1.Australia misses out on billions of dollars due to lack of reprocessing “waste”

The recently published circular economy roadmap of the national science agency, CSIRO, highlights the potential in the re-use of secondary materials.

Furthermore, the report states that an increase of just 5% in Australia’s recycling rate would add an estimated $1bn to the country’s GDP.

The report stresses the importance of recycling plastics, glass, and paper as well as tires and lithium batteries and outlines Australia’s poor performance in these categories so far.

Australia’s industries supplying products and material needs to develop a ‘deeper responsibility for their product’, the leading developer behind to roadmap, Dr. Heinz Schandl, a senior scientist at CSIRO told the Guardian in a story featured on their website.

Due to increasing complexity regarding the issue, just improving recycling figures won’t be enough, but changing producers’ responsibility for primary materials used in a product, is the way to go, Schandl says.

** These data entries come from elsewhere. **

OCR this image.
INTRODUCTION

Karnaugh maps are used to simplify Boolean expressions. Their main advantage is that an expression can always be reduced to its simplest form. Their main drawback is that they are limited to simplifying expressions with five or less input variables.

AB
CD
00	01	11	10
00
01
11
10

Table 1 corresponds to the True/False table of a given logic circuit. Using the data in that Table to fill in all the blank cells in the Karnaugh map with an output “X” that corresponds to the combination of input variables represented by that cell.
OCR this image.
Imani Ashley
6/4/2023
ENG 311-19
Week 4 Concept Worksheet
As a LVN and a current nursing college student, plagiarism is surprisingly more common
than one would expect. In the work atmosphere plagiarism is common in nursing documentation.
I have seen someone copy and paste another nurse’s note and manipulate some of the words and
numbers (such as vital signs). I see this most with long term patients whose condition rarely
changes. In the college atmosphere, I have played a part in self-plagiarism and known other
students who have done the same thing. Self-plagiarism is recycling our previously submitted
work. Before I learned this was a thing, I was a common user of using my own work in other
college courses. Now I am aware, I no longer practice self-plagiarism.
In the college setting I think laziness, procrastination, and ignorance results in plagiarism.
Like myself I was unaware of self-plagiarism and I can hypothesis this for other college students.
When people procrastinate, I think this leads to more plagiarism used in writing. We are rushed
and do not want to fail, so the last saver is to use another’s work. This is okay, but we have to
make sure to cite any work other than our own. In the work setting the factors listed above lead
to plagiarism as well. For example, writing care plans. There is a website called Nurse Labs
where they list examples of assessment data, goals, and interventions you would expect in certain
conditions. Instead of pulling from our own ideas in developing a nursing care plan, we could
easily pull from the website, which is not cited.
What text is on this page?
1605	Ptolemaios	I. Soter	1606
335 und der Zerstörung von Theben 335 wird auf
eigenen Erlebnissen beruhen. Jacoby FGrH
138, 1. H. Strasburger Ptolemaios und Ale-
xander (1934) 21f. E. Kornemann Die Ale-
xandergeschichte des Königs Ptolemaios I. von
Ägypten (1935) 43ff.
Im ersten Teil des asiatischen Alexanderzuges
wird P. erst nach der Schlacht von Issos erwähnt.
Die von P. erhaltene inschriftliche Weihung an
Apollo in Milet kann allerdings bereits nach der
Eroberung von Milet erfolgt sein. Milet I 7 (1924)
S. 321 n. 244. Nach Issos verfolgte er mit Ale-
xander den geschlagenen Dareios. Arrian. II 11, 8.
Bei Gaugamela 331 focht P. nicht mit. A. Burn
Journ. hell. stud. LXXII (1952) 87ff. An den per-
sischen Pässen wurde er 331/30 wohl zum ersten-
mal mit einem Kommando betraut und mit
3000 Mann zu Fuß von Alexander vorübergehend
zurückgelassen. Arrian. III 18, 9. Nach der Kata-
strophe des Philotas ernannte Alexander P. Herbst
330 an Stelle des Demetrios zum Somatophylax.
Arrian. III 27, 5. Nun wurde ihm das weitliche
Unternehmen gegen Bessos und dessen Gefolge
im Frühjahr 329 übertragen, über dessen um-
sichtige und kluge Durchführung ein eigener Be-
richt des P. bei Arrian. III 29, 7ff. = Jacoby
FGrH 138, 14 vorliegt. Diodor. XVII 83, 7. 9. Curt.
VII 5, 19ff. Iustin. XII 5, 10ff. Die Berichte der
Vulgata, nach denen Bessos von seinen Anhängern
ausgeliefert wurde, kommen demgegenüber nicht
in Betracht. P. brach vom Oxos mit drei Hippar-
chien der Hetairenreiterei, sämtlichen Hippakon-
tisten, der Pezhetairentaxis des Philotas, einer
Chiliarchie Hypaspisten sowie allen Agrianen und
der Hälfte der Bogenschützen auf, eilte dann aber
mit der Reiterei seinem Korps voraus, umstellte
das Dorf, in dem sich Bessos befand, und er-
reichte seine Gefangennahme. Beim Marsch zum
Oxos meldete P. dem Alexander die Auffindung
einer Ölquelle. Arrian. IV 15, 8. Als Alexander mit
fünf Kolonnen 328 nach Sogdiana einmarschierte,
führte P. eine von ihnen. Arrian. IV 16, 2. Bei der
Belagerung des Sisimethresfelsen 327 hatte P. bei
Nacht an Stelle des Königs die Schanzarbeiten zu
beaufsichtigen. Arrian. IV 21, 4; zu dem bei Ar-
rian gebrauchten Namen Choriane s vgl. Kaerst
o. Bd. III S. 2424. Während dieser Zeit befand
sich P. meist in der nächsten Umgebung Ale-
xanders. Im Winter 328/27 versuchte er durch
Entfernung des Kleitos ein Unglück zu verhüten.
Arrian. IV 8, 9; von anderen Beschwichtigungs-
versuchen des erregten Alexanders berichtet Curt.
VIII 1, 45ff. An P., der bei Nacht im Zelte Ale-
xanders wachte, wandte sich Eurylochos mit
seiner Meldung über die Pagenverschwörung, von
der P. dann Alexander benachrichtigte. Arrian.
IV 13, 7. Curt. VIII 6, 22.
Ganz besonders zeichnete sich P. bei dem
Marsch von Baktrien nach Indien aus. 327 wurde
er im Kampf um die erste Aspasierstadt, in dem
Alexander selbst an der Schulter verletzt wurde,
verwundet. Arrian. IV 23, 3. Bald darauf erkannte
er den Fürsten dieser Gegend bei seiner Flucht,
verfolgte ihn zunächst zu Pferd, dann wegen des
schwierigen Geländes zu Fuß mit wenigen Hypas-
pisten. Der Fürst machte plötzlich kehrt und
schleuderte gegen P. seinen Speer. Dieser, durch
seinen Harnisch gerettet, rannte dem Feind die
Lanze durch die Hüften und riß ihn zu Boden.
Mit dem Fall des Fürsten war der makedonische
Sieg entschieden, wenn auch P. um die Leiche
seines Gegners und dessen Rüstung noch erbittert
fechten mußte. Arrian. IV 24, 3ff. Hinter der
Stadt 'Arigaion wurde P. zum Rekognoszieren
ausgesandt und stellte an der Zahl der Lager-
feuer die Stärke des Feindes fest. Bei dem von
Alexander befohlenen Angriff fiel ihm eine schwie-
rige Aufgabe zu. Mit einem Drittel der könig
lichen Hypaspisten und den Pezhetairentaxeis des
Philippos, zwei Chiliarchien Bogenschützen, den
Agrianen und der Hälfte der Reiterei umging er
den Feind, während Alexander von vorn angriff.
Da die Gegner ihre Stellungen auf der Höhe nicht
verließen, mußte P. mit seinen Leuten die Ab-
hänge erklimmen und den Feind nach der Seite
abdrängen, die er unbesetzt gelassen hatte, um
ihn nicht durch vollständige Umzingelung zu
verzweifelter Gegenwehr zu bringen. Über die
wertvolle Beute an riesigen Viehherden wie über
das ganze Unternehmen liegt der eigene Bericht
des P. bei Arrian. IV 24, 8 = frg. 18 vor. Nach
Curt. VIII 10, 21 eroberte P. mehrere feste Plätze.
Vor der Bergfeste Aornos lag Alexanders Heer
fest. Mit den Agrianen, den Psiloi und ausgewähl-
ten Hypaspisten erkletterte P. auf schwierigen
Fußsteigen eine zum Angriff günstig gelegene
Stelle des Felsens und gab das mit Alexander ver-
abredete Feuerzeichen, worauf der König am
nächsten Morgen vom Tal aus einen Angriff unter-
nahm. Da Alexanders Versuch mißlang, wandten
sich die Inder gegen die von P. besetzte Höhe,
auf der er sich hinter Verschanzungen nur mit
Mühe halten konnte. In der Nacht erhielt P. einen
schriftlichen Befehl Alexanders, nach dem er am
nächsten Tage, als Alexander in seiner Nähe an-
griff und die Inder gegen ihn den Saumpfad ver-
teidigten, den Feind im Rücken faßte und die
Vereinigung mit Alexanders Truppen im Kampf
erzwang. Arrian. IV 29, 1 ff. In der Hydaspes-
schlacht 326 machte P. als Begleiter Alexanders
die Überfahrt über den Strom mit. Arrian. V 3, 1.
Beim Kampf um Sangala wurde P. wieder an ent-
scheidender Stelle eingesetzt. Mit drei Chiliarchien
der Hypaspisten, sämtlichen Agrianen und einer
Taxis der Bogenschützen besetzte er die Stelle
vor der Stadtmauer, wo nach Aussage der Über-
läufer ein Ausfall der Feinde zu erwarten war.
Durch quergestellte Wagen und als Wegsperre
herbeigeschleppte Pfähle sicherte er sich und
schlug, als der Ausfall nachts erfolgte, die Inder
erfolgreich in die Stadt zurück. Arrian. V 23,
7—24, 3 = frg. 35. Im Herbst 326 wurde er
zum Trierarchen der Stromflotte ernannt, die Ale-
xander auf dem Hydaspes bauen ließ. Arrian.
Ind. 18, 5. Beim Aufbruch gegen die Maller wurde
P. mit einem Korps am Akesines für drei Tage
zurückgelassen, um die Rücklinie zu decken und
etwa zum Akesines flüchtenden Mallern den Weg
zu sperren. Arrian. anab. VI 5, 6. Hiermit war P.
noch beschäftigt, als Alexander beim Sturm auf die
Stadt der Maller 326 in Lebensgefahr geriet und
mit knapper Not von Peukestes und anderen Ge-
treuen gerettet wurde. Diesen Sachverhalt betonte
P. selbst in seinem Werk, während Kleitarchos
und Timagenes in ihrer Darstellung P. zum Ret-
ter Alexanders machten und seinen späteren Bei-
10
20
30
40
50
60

To benefit from the existing ban on exporting waste glass and the coming ones on plastic, paper, and tyres, the country needs to scale up its processing capacity by 150%.

Nevertheless, the roadmap states that just scaling up will not be enough.

Major improvements in innovations in recycling facilities, product design, and the retention of resources that are contained in products will be necessary to utilize on the estimated $419m of value being lost only on not recycled plastics.

2.New whale species discovered in the Gulf of Mexico

After a dead whale washed up on Florida’s coast, scientists had the opportunity to examine the animal more closely.

The whale was thought to belong to a small subspecies of the Bryde’s whale only living in the Gulf. But after examining the DNA as well as the skeletal shape, a paper published in Marine Mammal Science declared the group of whales a whole new species.

Mourning the death of the animal, it helped to confirm the whale being a different species than previously estimated.

This step will help in the conservation of the rest of the group, Patricia Rosel, study leader and NOAA scientist, told The Times Picayune.

Protecting these animals is important because only 33 individuals remain.

Vessel strikes, underwater noise, fossil fuel exploration, oil spills, and fishing gear entanglements are the main threats to these whales.

Congregating in one of the busiest shipping and drilling areas in the Gulf, the DeSoto Canyon, makes conservation of the species much more pressing.

Named after Dale Rice, the first biologist to identify the population living in the Gulf, the Rice’s whales will have the same protections under both the Endangered Species Act and the Marine Mammal Protection Act they had as a subspecies.

Read the full story on the EcoWatch website.

3.California’s sea lion cancer mystery solved

A paper published in Frontiers in Marine Science in late 2020 gives an answer to the

suspiciously high cancer rates in California sea lions.

Even though the answer is complex, one key takeaway is the influence of exposure to toxic chemicals, from when California was an industrial dumping ground.

Dr. Pádraig Duignan, co-author and Marine Mammal Center pathologist, told the Los Angeles Times that the level of pollutants in the animals is a big factor for the high level of cancer.

Examining 394 dead sea lions over a 20-year period, scientists found that an individual with a herpes virus as well as higher concentrations of DDT, PCBs, and other toxic chemicals in the blubber were more likely to develop a cancer spread.

The dumping of DDT in the 1960s occurred on the central California Coast where around 250,000 California sea lions come together to bread on the neighbouring islands.

Further pollution from industrialization and urbanisation as well as additional dumping up to the 1970s is likely to worsen the situation for the domestic sea lions, Duignan states in an article featured on the EcoWatch website.

Especially tragically is the fact that these chemicals haven’t been used in years but still remain in the environment for a very long time and wreak havoc on opportunistic coastal feeders like sea lions, a press release from the Marine Mammal Centre reads.